Do the striped feathers in Gozzoli's interpretation of the toupha have anything to do with the striped feathers on Ag. Alexandros of Pydna, shown here in the Cave of the Theotokos at Prespa? Especially as this Ag. Alexandros is wearing, like Gozzoli's, a short-sleeve robe. This robe is covered with Palaiologan double-headed eagles. He seems to have originated as one of those martyred soldiers, but it does look as if, being in northern Greece, a sainted soldier Alexandros -- soldiers are often shown wearing helmets with a crest which is called a toupha -- became conflated with Alexander the Great, and an emperor is entitled to a right royal toupha and robe.
Another Ag. Alexandros, from Ag. Athanasios in Kastoria.
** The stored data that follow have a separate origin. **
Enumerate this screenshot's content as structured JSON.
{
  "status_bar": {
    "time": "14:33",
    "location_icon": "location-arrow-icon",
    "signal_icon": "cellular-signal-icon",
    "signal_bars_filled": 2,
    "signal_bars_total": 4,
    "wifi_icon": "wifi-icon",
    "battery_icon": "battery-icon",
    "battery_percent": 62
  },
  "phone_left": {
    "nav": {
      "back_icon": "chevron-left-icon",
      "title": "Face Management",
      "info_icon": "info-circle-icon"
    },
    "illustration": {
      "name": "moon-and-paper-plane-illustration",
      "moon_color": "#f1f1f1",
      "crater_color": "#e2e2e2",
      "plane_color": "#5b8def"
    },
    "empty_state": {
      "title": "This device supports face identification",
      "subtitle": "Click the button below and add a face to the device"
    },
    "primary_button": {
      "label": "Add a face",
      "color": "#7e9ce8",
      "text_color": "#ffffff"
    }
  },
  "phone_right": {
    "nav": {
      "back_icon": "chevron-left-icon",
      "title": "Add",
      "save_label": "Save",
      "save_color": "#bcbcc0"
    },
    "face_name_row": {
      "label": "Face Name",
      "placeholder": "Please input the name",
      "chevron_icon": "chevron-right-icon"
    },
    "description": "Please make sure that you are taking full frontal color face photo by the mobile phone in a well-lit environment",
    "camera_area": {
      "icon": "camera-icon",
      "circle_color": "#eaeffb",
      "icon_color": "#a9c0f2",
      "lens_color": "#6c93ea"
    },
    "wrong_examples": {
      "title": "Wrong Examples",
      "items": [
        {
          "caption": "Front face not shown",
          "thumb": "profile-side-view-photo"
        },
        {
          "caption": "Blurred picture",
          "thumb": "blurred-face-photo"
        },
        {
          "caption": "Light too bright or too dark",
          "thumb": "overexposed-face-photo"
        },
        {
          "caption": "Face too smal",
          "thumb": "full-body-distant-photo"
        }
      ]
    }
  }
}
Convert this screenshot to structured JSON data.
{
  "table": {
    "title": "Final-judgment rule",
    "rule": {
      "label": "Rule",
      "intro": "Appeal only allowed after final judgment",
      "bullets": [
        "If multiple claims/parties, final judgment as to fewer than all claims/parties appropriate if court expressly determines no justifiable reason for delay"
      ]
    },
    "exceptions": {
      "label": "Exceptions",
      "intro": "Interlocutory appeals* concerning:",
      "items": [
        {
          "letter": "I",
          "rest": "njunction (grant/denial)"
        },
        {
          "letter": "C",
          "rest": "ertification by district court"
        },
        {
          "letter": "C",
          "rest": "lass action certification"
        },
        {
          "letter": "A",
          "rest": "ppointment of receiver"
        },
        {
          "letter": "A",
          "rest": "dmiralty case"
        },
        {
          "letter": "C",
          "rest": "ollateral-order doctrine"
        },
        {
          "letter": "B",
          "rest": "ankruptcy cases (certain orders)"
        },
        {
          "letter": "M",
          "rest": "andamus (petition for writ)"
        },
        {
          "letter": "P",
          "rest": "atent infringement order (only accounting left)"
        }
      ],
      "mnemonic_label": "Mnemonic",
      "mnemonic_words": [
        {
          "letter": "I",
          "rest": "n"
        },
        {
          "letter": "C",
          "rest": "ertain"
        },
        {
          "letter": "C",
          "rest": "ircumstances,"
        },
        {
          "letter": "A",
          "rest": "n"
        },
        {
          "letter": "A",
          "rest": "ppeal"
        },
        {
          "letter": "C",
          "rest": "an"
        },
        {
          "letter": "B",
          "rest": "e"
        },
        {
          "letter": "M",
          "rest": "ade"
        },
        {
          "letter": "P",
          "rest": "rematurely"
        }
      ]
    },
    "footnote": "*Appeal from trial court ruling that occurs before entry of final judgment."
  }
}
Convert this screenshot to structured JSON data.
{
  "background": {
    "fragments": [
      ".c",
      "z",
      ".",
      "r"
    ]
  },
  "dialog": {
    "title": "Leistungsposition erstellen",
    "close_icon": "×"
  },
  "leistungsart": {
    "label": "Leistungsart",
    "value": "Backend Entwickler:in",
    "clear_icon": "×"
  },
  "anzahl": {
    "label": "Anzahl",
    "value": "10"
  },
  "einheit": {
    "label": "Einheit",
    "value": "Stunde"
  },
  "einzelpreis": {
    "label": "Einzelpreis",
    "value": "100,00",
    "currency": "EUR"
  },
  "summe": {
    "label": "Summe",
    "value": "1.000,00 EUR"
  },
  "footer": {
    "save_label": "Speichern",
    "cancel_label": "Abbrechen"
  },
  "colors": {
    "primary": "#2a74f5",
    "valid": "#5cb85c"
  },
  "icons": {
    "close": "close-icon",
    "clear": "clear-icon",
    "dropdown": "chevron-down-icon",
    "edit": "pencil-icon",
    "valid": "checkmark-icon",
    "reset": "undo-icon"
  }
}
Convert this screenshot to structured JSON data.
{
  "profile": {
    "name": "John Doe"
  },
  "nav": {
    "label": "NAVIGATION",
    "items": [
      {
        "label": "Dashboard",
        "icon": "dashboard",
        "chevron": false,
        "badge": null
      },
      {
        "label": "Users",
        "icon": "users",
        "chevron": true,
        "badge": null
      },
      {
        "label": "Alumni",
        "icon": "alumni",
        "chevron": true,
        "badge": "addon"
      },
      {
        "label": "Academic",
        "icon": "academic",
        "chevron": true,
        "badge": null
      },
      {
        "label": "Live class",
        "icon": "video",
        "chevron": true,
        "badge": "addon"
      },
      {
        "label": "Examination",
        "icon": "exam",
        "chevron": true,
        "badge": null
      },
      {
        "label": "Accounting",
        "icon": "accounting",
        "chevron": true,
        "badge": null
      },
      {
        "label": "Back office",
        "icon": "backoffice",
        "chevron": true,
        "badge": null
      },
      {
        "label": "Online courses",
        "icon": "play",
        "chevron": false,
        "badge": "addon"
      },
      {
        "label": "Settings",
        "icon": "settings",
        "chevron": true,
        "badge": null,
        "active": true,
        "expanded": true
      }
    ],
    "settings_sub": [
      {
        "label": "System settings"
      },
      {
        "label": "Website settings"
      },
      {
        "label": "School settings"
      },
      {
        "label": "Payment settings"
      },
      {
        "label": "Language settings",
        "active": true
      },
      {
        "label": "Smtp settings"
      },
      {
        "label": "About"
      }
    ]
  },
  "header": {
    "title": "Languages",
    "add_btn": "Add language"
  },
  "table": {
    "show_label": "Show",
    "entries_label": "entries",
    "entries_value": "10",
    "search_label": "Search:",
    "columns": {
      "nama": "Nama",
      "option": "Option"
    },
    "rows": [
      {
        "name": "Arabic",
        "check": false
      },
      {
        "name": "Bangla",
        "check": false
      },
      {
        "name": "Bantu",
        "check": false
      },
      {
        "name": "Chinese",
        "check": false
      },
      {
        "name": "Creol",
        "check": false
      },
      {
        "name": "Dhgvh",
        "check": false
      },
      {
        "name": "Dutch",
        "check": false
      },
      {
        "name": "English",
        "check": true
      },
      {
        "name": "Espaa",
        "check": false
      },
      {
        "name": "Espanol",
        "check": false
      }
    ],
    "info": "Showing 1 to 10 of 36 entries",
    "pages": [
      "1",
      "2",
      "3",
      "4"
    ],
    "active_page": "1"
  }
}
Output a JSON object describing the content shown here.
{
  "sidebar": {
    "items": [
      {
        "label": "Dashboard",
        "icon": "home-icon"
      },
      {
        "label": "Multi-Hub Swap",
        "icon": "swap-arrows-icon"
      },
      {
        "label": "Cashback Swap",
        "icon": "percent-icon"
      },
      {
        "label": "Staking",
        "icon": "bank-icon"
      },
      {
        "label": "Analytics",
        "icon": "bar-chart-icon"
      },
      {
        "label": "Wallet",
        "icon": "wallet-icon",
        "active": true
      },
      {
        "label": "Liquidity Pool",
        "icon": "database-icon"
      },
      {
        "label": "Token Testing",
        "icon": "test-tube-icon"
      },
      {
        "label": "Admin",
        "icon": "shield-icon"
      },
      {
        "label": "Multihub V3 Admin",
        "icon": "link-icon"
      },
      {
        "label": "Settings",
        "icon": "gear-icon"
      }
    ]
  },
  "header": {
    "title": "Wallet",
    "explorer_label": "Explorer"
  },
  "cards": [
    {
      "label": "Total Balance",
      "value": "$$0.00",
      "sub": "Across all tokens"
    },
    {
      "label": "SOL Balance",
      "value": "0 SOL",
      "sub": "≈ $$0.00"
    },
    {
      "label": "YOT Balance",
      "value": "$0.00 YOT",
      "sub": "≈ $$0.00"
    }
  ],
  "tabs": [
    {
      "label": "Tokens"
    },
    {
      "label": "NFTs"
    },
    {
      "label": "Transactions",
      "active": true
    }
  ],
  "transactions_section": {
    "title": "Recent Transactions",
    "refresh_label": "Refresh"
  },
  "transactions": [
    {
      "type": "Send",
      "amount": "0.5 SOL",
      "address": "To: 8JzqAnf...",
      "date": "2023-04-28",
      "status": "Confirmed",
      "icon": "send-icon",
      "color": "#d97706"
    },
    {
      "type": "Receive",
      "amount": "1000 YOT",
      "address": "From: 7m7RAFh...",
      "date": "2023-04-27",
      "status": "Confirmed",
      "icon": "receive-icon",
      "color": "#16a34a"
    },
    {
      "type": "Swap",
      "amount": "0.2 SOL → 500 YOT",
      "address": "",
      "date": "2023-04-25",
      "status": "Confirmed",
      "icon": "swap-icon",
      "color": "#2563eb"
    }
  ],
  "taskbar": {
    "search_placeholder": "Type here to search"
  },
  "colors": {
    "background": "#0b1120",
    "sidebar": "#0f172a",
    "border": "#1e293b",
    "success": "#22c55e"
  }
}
Finally, the toupha Piero della Francesca painted about 1447 in his glorious fresco sequence on the Legend of the True Cross in S. Francesco in Arezzo. Ten years ago I visited the church when the frescos were being restored, and was taken up on a scaffolding so that I was as close to the hand of Piero as I am to my computer screen. It represents the emperor Heraclius at the moment of victory.
Piero probably took his toupha from a Roman or Greek image, such as this 500BC toupha I photographed through a reflective glass case in a museum in northern Greece whose name I cannot remember. I was on a tour and it was a three-museum day.
So at the conference, in the question period after the panel I was on, Linda Williams of the University of Puget Sound made a suggestion that elegantly finished off my explanation of the crown as a toufa. She said that the Medici coat of arms had feathers on it.
Looking into that, I find that the Medici arms -- Cosimo and Lorenzo provided the pope with the cash to finance his council and the expenses of the 700 Greeks -- bore a ring mounted by three ostrich feathers. And look at this Medici marriage tray at the Metropolitan Museum of Art with red, green, yellow, and white feathers around the inner rim of the frame.
Now look again at the colors of the feathers around John's crown -- red, green, and white, with gold replacing the yellow -- and see if you don't think that Gozzoli has adroitly transformed the gawky peacock-feather imperial toupha into a graceful compliment to his patron.